I asked Sylvester a simple question. Do you think your mom would have felt the same way had the home been taking care of her well and the last episode hadn’t happened? He said, “No. I think she would not have.” So I said, “I think it’s more the guilt that your grand aunt had been neglected.” Sylvester agreed.

When  my mom was sick, it was really tough on us. In fact, my sister gave up college in the last year because mom used to wander off from home. We’d lost her a couple of times, and to stop that she needed 24-hour vigilance. This is the 2nd phase of Alzheimer’s and it is maddening and depressing. The patient is neither in complete control of her/his actions and nor is she/he capable of understanding that others are just trying to protect them from harming themselves and other people.

I often thought about putting mom in a nursing home (relatives’ homes were out of question, they’d not take her, and we’d not let them, their attitude was bad enough) so that I could study or go out for a party or simply sleep through the night without getting disturbed. I didn’t want mom to live there “forever” of course, I just wanted to take a break from being her mom.

I think it is not so much about whether you keep your loved one at home or in an institution, but it’s more about how you do it. If you keep the person at home, but are burning out and not realizing it, you may cause more harm to the patient than good. You’ll end up yelling at the patient, crying yourself to sleep and feeling guilty and angry almost all the time. On the other hand, there is a danger of putting your loved one in an institution and completely cutting off from that situation. We all know horror stories about how families don’t want their loved ones back, right? I think it’s quite natural to not want someone back. It’s traumatic to deal with the illness, the change in the nature of our relationship with our love one, the loss of our loved one and most of all, the sacrifices that we might need to make!

Having said that, the best way to deal with the situation is an age-old method, but it works beautifully. Ask yourself, “If I was in her/his position, what would I have wanted my family to do?” The answer that you get (provided you do have a functional conscience) will be your path forward.

If you are a caregiver and contemplating about putting your loved one into an institution, I have just one suggestion for you – Do it with love and grace. This is your conscience checklist –

1. Am I really capable of taking care of mom/dad/sibling at home? Do I have the resources to hire a nurse at home?

2. For how long do I want to shift mom/dad/sibling into the institution?

3. How often will I visit her/him? Am I capable of making a visit several times a week? Once a week? Once in 2 weeks?
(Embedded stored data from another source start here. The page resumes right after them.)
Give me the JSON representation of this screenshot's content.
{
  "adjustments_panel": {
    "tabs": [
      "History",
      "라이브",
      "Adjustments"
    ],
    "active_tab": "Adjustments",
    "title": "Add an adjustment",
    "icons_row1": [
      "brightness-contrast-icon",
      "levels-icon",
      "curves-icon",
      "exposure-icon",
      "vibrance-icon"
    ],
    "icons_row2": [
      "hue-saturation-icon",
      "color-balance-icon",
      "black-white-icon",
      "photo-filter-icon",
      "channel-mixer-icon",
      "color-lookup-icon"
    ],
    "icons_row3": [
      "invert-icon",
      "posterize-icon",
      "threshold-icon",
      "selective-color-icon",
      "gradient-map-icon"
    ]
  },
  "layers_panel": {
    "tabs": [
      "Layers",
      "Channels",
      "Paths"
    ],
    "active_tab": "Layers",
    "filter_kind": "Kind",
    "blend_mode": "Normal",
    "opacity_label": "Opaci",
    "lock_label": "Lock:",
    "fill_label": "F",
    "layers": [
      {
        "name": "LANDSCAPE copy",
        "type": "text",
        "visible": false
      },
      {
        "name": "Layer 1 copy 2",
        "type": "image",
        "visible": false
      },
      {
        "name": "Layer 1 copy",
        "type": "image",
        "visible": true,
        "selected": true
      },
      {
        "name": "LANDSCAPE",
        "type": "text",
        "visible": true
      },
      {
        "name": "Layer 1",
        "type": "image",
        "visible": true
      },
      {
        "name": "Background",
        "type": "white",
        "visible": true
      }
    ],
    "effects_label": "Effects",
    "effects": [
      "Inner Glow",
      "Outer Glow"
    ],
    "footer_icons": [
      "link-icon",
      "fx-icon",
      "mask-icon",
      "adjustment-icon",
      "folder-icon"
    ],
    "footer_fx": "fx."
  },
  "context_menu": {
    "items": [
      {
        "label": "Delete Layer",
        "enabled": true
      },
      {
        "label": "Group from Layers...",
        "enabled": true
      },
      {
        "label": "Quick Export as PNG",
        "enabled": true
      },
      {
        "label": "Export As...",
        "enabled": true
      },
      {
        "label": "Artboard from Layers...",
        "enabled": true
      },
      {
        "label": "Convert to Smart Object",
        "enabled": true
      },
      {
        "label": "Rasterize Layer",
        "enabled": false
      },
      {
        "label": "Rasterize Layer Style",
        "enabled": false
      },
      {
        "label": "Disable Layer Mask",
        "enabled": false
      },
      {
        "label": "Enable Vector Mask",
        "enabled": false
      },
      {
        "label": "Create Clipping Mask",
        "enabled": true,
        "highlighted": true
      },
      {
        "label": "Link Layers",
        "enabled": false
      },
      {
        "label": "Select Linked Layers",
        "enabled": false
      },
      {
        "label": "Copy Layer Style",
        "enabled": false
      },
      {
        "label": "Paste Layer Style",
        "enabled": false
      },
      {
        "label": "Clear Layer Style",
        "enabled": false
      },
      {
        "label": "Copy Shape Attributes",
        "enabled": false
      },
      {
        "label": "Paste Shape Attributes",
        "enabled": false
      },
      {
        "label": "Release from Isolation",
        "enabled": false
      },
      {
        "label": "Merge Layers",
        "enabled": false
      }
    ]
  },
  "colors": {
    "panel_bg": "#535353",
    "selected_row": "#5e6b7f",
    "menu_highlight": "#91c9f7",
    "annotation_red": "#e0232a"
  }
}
Once in a month? (How often would I have wanted my family to visit me, if they’d put me in an institution?)

Every illness has an active phase. During this phase, caregivers feel stressed because they’re dealing with the prognosis as well as the daily realities. During this phase, it might be advisable to seek help from professionals for the patient. You can even consider hospitalization or institutionalization. But once this active phase passes, the patient will become more manageable. At that point, she/he begins to need only love and care. It might be good to keep your loved one at home if you can hire a nurse. In the case of Schizophrenic patients, the nurse may not even be required. In fact, being around family and in society, helps to keep another attack at bay. With love and support, patients are known to be “happy” for long periods of time.

If you do not have any support, you may have to put your loved one into an institution, but you can of course visit them several times a week, right? No support needed for that, I think. Let me warn you here, that sometimes institutions will be mirroring your attitude towards your loved one. If you don’t visit them often, the staff there may feel it is okay to not pay attention to a patient who is not getting checked on often. It’s wrong, but it’s true. If money could buy everything, would we not have bought physical wellbeing for our loved one? So remember, your responsibility doesn’t end with institutionalization, rather it begins there. You have to walk that extra mile to let your loved one know that you care, even if you can’t keep them at home with you.